Nearly two-thirds of London's new or refurbished schools are not fitted with potentially life-saving sprinkler systems, the London Fire Brigade (LFB) has warned.
According to the LFB, every year one in eight schools nationally suffers a serious arson attack, but despite the introduction of Government guidance three years ago, too many schools do not have sprinklers.
Fire chiefs are consulted on the plans of every new-build or refurbished school in the capital, but 48 out of 79 school building projects seen by experts did not plan to have the systems in place.
Sprinklers prevent fire from spreading and "greatly reduce the chance of death or injury", the LFB said.
Recent national figures show the police and fire brigade were called out 1,000 times over two years due to school arson attacks.
The cost of school fires is around #163;65 million a year, with London accounting for more than a third of the cost.
But, as well as a huge financial impact, the LFB said the fires can have a "devastating impact" on the community as a whole.
Councillor Susan Hall, chairman of the London Fire and Emergency Planning Authority's community safety committee, said it was time building owners and developers stopped playing the "high-risk game", gambling that there will never be a fire in their building.
"For too long, architects and developers have ignored the overwhelming benefits of sprinklers in reducing the damage and potential loss of life a fire can cause," Councillor Hall said. "A fire that destroys a school devastates the local community."

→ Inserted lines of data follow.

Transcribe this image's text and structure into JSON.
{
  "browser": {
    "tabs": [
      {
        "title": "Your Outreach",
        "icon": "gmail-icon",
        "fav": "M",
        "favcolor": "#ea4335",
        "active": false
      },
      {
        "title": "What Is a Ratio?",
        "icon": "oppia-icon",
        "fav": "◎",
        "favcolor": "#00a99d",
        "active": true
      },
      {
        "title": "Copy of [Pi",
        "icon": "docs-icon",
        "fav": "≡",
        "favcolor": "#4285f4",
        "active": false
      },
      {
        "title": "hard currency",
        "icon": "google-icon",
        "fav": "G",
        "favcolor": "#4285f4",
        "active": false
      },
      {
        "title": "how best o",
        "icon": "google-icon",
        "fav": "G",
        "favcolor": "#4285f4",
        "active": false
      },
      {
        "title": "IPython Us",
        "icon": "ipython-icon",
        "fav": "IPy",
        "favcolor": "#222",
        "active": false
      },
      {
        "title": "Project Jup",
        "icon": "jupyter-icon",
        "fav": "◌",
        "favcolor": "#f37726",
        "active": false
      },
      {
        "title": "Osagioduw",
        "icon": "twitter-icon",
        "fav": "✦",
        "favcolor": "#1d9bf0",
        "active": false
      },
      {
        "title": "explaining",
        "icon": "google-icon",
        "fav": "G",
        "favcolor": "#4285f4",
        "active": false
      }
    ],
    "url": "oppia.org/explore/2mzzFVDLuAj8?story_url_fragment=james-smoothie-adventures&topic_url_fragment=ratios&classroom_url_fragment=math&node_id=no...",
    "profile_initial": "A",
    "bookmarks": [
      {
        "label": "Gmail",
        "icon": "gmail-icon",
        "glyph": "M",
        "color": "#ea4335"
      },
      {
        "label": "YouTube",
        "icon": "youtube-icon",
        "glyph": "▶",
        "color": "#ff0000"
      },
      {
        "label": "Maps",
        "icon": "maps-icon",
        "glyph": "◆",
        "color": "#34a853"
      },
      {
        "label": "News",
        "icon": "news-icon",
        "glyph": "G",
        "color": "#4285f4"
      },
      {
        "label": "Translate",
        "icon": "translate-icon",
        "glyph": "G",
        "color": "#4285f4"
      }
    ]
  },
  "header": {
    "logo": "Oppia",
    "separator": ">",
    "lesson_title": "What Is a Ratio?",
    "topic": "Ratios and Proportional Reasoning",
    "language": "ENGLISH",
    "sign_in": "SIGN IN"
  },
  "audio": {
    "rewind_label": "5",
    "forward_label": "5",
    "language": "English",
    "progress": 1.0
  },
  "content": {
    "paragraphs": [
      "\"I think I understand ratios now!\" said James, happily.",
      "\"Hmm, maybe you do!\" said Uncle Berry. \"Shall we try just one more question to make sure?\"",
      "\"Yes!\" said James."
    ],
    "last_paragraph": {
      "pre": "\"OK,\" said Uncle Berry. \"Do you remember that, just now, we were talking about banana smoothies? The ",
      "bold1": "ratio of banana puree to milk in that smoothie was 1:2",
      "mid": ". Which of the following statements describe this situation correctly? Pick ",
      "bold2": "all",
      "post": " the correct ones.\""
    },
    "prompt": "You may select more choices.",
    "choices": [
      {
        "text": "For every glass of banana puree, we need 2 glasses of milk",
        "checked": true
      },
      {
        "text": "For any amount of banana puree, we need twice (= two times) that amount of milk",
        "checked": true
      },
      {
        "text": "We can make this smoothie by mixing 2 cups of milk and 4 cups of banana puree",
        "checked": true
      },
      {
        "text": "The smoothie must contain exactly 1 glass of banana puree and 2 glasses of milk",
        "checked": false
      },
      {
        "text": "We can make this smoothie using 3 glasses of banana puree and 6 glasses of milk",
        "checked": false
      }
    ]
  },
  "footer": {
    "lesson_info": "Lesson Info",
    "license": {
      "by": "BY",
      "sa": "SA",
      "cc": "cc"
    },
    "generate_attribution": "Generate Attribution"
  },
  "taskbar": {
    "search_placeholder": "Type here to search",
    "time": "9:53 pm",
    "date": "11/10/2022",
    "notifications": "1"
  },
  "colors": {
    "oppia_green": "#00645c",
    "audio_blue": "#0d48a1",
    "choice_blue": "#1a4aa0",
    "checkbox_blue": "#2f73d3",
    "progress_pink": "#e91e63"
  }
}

Earlier this month, the fire brigade was called to Crofton Junior School in Bromley, south-east London, to deal with what investigators believe was an arson attack.
A spokesperson from Partnerships for Schools, the Government's delivery agency for capital investment in schools, said: "It is for local authorities and other promoters of schools to carry out risk assessments, and ensure that sprinklers are installed where deemed necessary. All schools should have adequate fire precautions in place to safeguard life in the event of a fire."